‘Wolfgang’ Review: Light as a Soufflé, and About as Substantial

“I don’t like to think about the past too much,” Wolfgang Puck confesses early in the Disney+ documentary “Wolfgang,” a red flag that we’re not going to encounter much in the way of intense self-scrutiny in the scant 78 minutes that follow. A fairly vapid and shallow affair, even by the low standards of the celebrity bio-doc subgenre, “Wolfgang” provides copious archival montages of “the first celebrity chef” (Julia Child apparently didn’t count), but precious little understanding of what actually makes him tick.

Puck’s early years are skimmed, aside from an extended anecdote about losing his first kitchen job, told in great detail and illustrated with re-enactment footage, so we fully understand this as The Story That Defines Him. The real juice here is Chef Wolfgang’s rise to fame, and much of that material is fascinating: how the open kitchen design of his Spago restaurant elevated the chef from a “blue-collar job” to a celebrity, how his staff read Hollywood trade papers to best assess who got the premium tables, how instrumental he was to the development of fusion cooking.

Some much-needed tension is provided by Patrick Terrail, the owner of Ma Maison (Puck’s first kitchen of note), as he and his chef maintain conflicting accounts of how much credit Puck deserved for that restaurant’s success.

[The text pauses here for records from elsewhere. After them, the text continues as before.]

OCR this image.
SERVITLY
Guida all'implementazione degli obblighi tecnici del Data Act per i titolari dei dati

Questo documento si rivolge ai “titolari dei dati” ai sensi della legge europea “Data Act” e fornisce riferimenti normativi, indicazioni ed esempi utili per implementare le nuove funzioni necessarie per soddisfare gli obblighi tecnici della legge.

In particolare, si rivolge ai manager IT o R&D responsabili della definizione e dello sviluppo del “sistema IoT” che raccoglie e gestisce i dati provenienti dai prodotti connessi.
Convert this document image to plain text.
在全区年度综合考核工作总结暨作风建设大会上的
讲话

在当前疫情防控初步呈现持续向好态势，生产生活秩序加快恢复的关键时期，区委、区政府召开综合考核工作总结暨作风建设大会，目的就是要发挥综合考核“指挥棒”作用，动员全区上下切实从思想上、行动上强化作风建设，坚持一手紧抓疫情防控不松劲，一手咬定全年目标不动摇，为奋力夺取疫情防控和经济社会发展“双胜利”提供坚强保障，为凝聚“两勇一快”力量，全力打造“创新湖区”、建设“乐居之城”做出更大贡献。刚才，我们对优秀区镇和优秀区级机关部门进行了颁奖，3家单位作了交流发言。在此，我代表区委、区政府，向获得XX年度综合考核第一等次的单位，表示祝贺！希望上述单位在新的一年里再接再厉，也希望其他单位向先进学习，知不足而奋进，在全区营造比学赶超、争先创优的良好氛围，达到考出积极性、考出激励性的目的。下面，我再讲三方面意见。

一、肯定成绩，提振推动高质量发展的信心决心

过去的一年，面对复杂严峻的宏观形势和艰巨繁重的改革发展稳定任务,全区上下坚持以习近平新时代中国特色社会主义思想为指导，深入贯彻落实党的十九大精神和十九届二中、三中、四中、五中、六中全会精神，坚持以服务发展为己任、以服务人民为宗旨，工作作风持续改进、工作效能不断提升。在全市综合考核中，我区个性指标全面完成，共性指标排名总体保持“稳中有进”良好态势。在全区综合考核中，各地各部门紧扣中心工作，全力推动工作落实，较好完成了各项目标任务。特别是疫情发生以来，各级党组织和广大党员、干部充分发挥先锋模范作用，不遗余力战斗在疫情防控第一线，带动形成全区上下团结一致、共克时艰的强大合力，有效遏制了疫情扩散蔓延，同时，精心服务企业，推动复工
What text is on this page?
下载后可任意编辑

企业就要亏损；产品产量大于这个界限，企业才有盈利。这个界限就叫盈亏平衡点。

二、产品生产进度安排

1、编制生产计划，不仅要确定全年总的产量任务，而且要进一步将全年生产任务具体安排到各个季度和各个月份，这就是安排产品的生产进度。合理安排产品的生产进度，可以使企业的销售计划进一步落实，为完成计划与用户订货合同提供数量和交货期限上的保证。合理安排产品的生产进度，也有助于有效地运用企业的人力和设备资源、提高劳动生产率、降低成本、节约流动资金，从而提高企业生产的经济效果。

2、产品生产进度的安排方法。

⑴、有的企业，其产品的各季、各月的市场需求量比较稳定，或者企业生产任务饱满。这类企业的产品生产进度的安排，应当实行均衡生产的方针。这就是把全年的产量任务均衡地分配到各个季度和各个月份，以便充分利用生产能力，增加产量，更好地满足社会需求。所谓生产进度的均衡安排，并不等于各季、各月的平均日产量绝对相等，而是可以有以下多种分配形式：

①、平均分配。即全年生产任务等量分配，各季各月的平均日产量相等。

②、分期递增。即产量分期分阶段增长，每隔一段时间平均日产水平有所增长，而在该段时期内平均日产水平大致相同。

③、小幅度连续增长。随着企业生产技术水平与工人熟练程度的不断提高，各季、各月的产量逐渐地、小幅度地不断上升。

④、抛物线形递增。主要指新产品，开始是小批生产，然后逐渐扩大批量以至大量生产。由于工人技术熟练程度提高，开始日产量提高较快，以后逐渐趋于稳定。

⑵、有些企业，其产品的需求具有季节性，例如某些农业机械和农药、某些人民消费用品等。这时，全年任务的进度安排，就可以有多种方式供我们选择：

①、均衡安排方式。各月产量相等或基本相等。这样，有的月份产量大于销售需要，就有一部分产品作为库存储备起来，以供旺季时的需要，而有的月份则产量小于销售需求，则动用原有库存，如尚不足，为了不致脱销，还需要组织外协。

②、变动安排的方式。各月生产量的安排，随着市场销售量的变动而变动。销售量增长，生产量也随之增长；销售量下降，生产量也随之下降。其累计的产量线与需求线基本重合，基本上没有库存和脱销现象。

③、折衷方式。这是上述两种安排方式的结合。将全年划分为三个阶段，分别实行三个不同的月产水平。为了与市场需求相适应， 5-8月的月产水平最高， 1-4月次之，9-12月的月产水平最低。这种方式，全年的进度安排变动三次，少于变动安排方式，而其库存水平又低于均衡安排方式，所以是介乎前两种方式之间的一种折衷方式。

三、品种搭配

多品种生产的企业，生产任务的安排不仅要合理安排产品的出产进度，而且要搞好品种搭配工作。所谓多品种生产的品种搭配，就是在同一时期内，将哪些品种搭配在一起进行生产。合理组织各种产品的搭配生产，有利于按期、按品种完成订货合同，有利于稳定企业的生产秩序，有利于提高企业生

But most of the picture hums along with the singularity of purpose of an infomercial, and even its coverage of Puck’s flaws — he spread himself too thin, he was an absentee father and husband — have the ring of a job applicant’s description of their biggest flaw: that they just work too hard, and care too much.

“Wolfgang” is directed by David Gelb, who all but defined the celebrity chef documentary with “Jiro Dreams of Sushi.” He hits many of the same notes; the food photography is delectable, and Puck is full of bite-size wisdom like “We have to have focus in life” and “If you believe in something, you have to follow your dreams.” But “Wolfgang” ultimately plays like exactly what it is: “Jiro” Disney-fied, and thus drained of its nuance, complexity and interrogation.

Wolfgang
Not rated. Running time: 1 hour 18 minutes. Watch on Disney+.